Questions abound. As has already been said, sexual abuse is an experience, not a disorder. Its manifestations and contexts are quite diverse. For these reasons, it is not likely that a ‘one size fits all’ treatment will work. We seek the criteria that will determine how the central model of treatment should be modified to suit the individual case. In the long term, the clinician's task will be to select treatment goals for the particular case and to design an individualised, multifaceted, evidence-based treatment program. This is a technically different task from that associated with designing an experimental treatment program and pitting it against a control or comparison treatment. However, it will not be possible to design individualised treatment plans until it is known what generic treatments work best for which children with which problems.
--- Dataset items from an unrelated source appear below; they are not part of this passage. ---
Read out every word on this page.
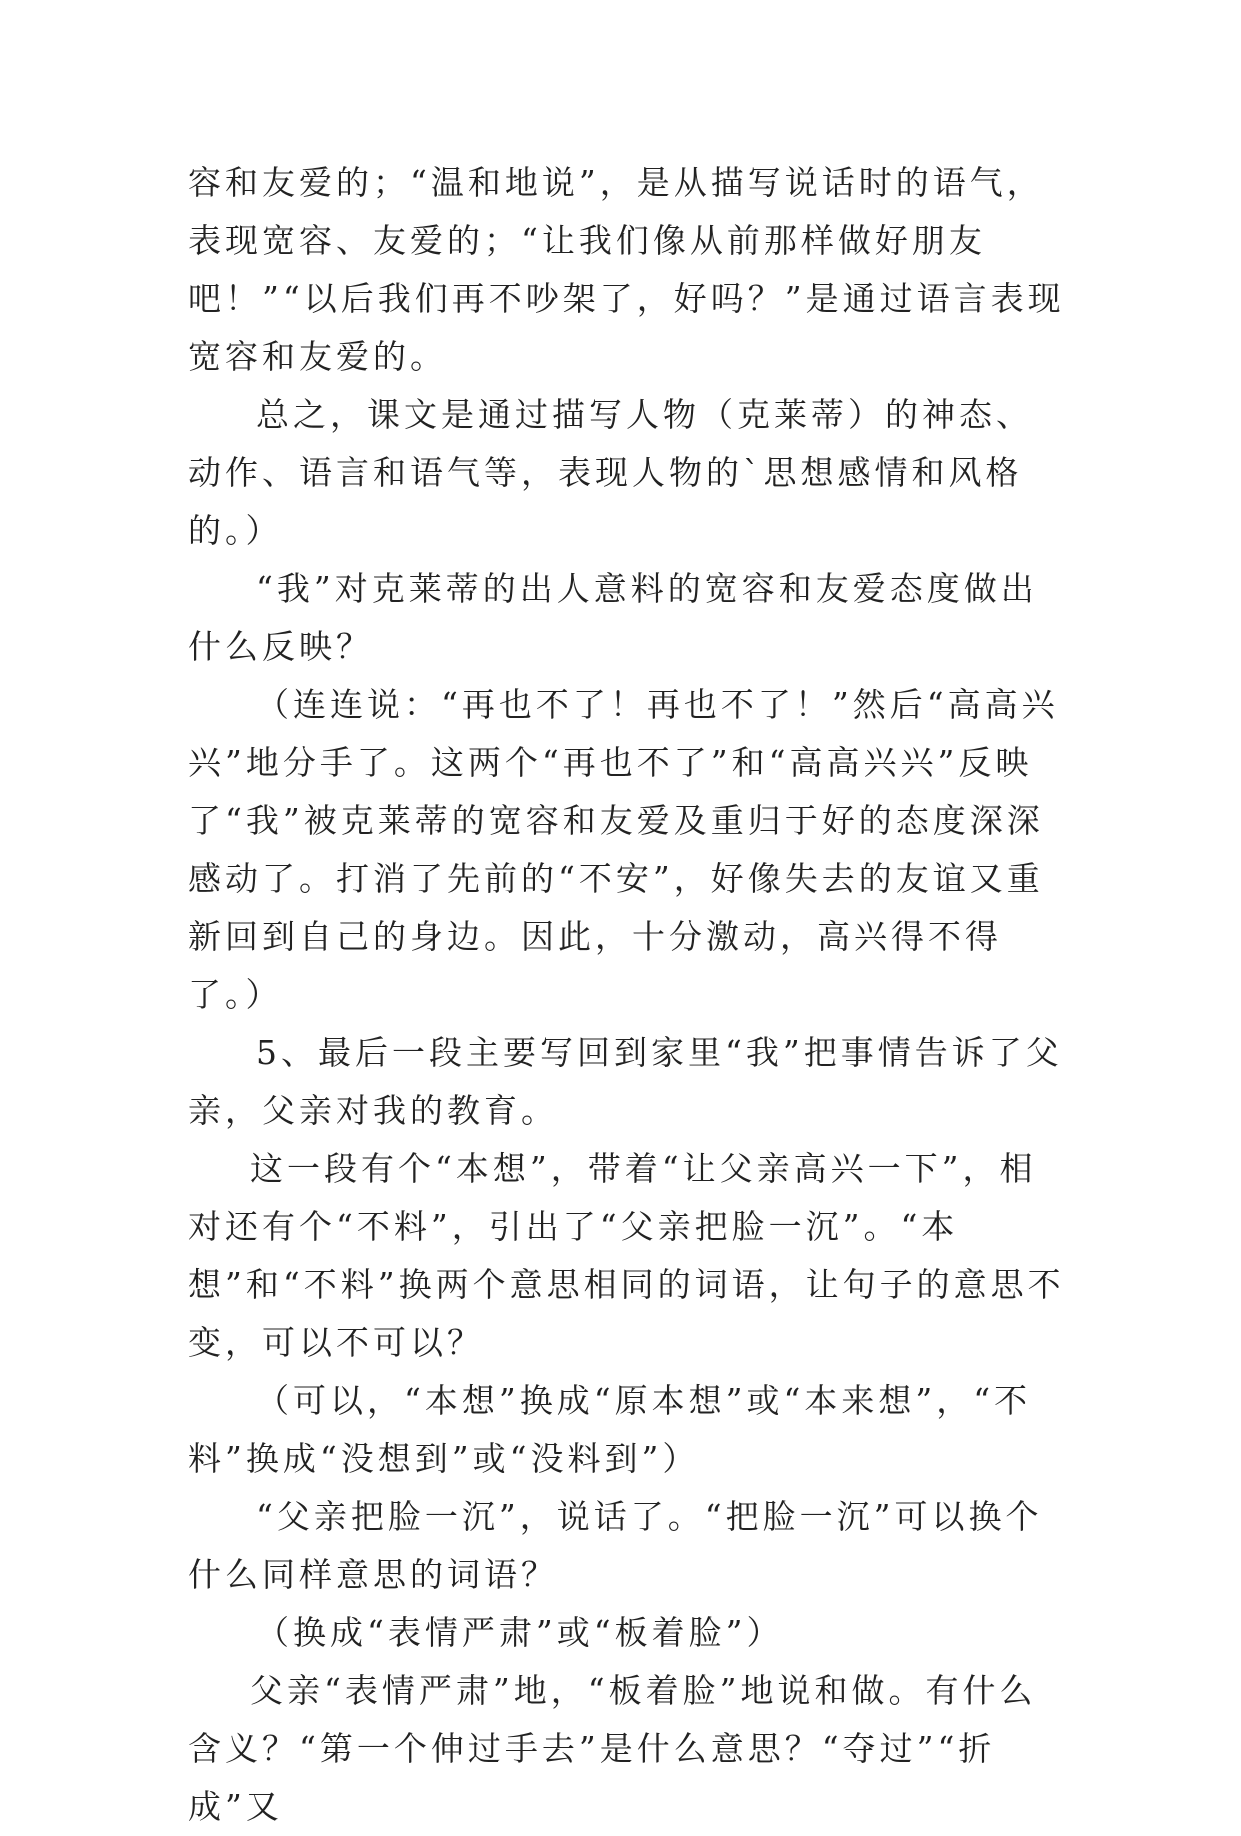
容和友爱的；“温和地说”，是从描写说话时的语气，表现宽容、友爱的；“让我们像从前那样做好朋友吧！”“以后我们再不吵架了，好吗？”是通过语言表现宽容和友爱的。

总之，课文是通过描写人物（克莱蒂）的神态、动作、语言和语气等，表现人物的`思想感情和风格的。）

“我”对克莱蒂的出人意料的宽容和友爱态度做出什么反映？

（连连说：“再也不了！再也不了！”然后“高高兴兴”地分手了。这两个“再也不了”和“高高兴兴”反映了“我”被克莱蒂的宽容和友爱及重归于好的态度深深感动了。打消了先前的“不安”，好像失去的友谊又重新回到自己的身边。因此，十分激动，高兴得不得了。）

5、最后一段主要写回到家里“我”把事情告诉了父亲，父亲对我的教育。

这一段有个“本想”，带着“让父亲高兴一下”，相对还有个“不料”，引出了“父亲把脸一沉”。“本想”和“不料”换两个意思相同的词语，让句子的意思不变，可以不可以？

（可以，“本想”换成“原本想”或“本来想”，“不料”换成“没想到”或“没料到”）

“父亲把脸一沉”，说话了。“把脸一沉”可以换个什么同样意思的词语？

（换成“表情严肃”或“板着脸”）

父亲“表情严肃”地，“板着脸”地说和做。有什么含义？“第一个伸过手去”是什么意思？“夺过”“折成”又
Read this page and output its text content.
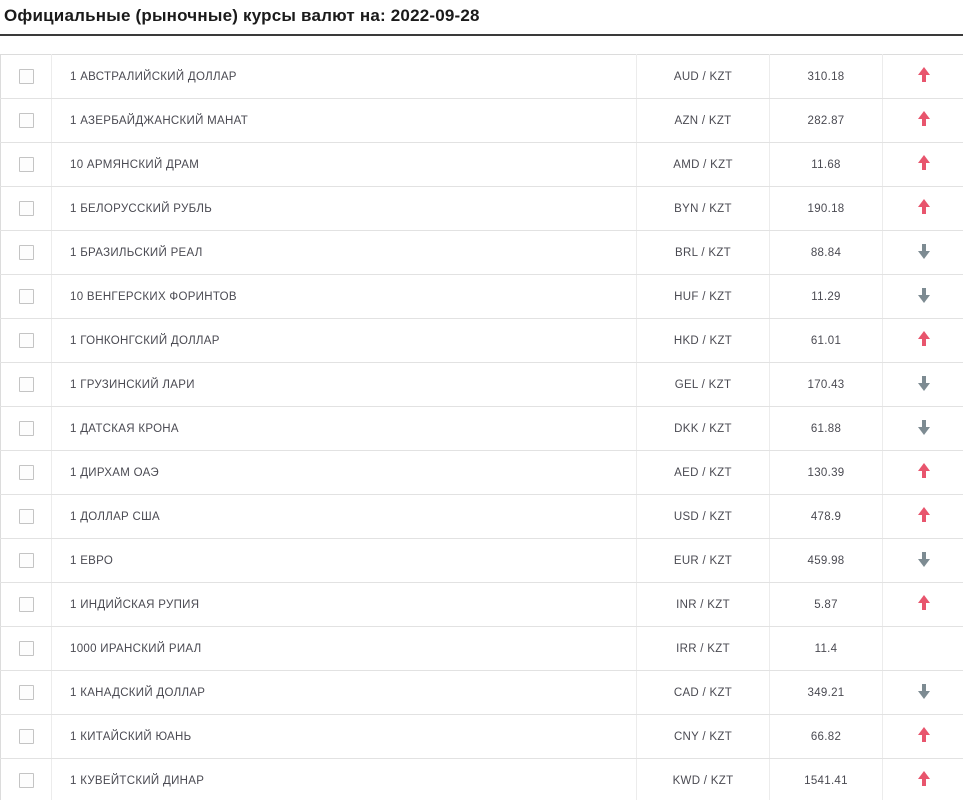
Официальные (рыночные) курсы валют на: 2022-09-28
	1 АВСТРАЛИЙСКИЙ ДОЛЛАР	AUD / KZT	310.18	
	1 АЗЕРБАЙДЖАНСКИЙ МАНАТ	AZN / KZT	282.87	
	10 АРМЯНСКИЙ ДРАМ	AMD / KZT	11.68	
	1 БЕЛОРУССКИЙ РУБЛЬ	BYN / KZT	190.18	
	1 БРАЗИЛЬСКИЙ РЕАЛ	BRL / KZT	88.84	
	10 ВЕНГЕРСКИХ ФОРИНТОВ	HUF / KZT	11.29	
	1 ГОНКОНГСКИЙ ДОЛЛАР	HKD / KZT	61.01	
	1 ГРУЗИНСКИЙ ЛАРИ	GEL / KZT	170.43	
	1 ДАТСКАЯ КРОНА	DKK / KZT	61.88	
	1 ДИРХАМ ОАЭ	AED / KZT	130.39	
	1 ДОЛЛАР США	USD / KZT	478.9	
	1 ЕВРО	EUR / KZT	459.98	
	1 ИНДИЙСКАЯ РУПИЯ	INR / KZT	5.87	
	1000 ИРАНСКИЙ РИАЛ	IRR / KZT	11.4	
	1 КАНАДСКИЙ ДОЛЛАР	CAD / KZT	349.21	
	1 КИТАЙСКИЙ ЮАНЬ	CNY / KZT	66.82	
	1 КУВЕЙТСКИЙ ДИНАР	KWD / KZT	1541.41	
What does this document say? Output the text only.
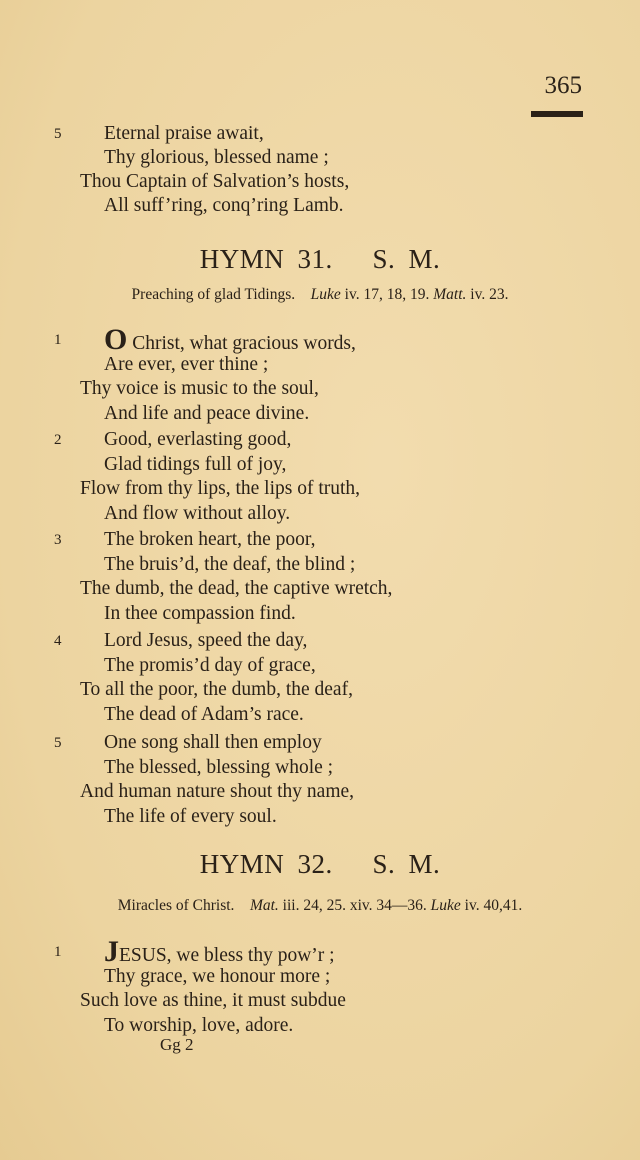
365
5 Eternal praise await,
Thy glorious, blessed name ;
Thou Captain of Salvation’s hosts,
All suff’ring, conq’ring Lamb.
HYMN 31.   S. M.
Preaching of glad Tidings. Luke iv. 17, 18, 19. Matt. iv. 23.
1 O Christ, what gracious words,
Are ever, ever thine ;
Thy voice is music to the soul,
And life and peace divine.
2 Good, everlasting good,
Glad tidings full of joy,
Flow from thy lips, the lips of truth,
And flow without alloy.
3 The broken heart, the poor,
The bruis’d, the deaf, the blind ;
The dumb, the dead, the captive wretch,
In thee compassion find.
4 Lord Jesus, speed the day,
The promis’d day of grace,
To all the poor, the dumb, the deaf,
The dead of Adam’s race.
5 One song shall then employ
The blessed, blessing whole ;
And human nature shout thy name,
The life of every soul.
HYMN 32.   S. M.
Miracles of Christ. Mat. iii. 24, 25. xiv. 34—36. Luke iv. 40,41.
1 JESUS, we bless thy pow’r ;
Thy grace, we honour more ;
Such love as thine, it must subdue
To worship, love, adore.
Gg 2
Finally, it is not clear whether laboratory research can be translated into effective community treatment. Can community clinicians co-operate in multi-centre trials of treatment programs? If they do, it is essential that they adopt the constructive skepticism that characterises the best researchers, and constrain their natural individualism in order to preserve the fidelity of the treatment being tested. No easy matter.
Acknowledgement
The preparation of this paper has been funded in part by the National Health and Medical Research Council project number 990201, ‘Child Sexual Abuse: Evaluation of a Multimodel Treatment Program’.